# Veneto: te manca un boio



## Dymn

Ciao,

I've just learned there's this expression in Venetian (_te manca un boio)_ which means "you're crazy", and which incidentally also exists in Catalan (_et falta un bull_) and Spanish (_te falta un hervor_). Does it exist in Standard Italian? I think not. Does it exist then in any other Italian language, or Romance language in general? Or is there a gulf between Catalonia and Veneto?   

Grazie


----------



## jazyk

Você tem um parafuso a menos.


----------



## symposium

Hi! Mind that "te manca un bojo" doesn't mean "you're crazy"; it literally means "you need some cooking, you're undercooked" and figuratively "you're immature, you're not very smart, you're stupid". I don't actually think there is a matching phrase in Standard Italian.


----------



## jazyk

Based on the explanation above, my translation into Portuguese isn't correct.


----------



## Dymn

symposium said:


> and figuratively "you're immature, you're not very smart, you're stupid".


I see... so not exactly the same. Let's wait if somebody from another region has heard about this idiom, and with which meaning.


----------



## alfaalfa

Ciao
it doesn't come to my mind any similar expression in the Italian dialects (South and Central Italy) I can understand.


Dymn said:


> is there a gulf between Catalonia and Veneto?


there is one, I guess.   Maybe a tunnel.


----------



## bearded

symposium said:


> I don't actually think there is a matching phrase in Standard Italian.

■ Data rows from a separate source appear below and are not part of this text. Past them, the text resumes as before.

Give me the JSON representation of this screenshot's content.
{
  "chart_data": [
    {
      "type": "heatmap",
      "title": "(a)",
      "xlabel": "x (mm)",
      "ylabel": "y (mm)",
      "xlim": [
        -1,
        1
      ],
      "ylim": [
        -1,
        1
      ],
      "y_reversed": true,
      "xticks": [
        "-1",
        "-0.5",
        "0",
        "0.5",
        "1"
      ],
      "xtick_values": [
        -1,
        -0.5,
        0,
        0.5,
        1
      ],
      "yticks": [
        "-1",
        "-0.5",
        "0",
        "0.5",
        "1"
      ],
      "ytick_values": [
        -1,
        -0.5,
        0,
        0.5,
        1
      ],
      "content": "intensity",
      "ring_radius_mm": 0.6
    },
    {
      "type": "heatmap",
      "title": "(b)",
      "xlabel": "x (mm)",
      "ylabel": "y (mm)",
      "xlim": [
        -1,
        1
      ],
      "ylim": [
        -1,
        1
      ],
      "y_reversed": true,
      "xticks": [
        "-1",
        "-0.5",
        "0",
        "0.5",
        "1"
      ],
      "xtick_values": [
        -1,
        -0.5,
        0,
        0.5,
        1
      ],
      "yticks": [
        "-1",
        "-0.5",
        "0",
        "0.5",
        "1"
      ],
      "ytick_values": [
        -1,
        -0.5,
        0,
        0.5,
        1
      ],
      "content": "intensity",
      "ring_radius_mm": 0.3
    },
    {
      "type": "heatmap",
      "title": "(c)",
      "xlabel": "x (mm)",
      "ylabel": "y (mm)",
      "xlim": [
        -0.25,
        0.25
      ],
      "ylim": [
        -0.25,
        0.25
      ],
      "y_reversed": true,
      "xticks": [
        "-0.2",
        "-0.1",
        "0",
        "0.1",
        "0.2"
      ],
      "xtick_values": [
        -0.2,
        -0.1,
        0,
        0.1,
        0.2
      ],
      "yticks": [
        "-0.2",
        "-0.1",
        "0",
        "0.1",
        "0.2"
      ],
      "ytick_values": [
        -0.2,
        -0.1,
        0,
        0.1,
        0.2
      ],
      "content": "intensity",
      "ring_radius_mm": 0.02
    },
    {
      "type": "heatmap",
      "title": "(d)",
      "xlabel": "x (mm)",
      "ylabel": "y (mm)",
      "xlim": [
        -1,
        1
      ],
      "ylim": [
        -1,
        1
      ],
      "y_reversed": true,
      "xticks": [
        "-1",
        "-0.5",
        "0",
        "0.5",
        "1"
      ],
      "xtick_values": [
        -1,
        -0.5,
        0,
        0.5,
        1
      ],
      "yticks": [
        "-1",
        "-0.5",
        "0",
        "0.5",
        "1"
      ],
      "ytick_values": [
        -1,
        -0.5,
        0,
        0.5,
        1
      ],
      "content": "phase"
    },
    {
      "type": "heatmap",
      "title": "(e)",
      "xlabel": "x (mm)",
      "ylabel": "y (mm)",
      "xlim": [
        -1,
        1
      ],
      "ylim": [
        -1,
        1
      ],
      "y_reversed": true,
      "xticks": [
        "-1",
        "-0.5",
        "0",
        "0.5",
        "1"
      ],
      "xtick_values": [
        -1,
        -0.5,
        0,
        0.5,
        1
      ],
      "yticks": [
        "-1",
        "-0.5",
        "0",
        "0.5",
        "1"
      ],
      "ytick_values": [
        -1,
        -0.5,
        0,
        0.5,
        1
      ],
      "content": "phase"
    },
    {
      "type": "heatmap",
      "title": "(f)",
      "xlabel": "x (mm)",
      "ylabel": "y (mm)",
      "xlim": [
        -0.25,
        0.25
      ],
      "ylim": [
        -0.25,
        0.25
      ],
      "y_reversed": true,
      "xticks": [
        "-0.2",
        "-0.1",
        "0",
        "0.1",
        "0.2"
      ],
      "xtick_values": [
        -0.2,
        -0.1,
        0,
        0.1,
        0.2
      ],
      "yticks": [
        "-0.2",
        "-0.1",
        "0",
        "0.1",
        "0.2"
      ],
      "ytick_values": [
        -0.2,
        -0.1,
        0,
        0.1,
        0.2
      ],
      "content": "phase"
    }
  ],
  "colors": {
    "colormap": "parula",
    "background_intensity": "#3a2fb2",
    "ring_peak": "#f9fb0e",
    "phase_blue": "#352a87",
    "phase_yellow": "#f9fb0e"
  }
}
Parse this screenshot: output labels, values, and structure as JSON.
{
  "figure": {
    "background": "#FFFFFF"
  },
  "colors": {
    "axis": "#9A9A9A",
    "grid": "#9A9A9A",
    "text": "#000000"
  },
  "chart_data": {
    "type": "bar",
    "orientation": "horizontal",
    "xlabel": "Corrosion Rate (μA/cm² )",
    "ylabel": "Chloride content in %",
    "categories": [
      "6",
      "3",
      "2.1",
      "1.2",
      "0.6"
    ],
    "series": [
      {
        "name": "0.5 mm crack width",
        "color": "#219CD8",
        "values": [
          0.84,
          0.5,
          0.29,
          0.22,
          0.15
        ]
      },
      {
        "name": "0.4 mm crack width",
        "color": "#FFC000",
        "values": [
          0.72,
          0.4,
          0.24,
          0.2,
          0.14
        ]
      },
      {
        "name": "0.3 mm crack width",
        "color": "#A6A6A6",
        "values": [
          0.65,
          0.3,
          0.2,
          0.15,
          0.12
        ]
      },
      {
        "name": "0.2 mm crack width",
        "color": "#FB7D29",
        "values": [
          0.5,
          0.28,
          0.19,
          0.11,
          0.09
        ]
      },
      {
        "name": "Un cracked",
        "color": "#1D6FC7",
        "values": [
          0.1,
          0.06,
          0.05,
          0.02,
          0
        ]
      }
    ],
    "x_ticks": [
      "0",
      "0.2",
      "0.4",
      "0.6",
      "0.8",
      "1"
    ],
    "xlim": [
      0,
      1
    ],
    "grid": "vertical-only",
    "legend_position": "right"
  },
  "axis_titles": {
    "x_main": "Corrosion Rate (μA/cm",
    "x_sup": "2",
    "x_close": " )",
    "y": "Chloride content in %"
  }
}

In my region (Emilia) we say ''ti manca una rotella'' (you lack a cogwheel/a caster). I think it's understood nearly everywhere in Italy.
In English they say ''you are missing some screws''.


----------



## Olaszinhok

bearded said:


> ''ti manca una rotella''


We use  the same expression in my region, I reckon it is Italian… Also _avere una/qualche rotella fuori posto_.
rotella: significato e definizione - Dizionari


----------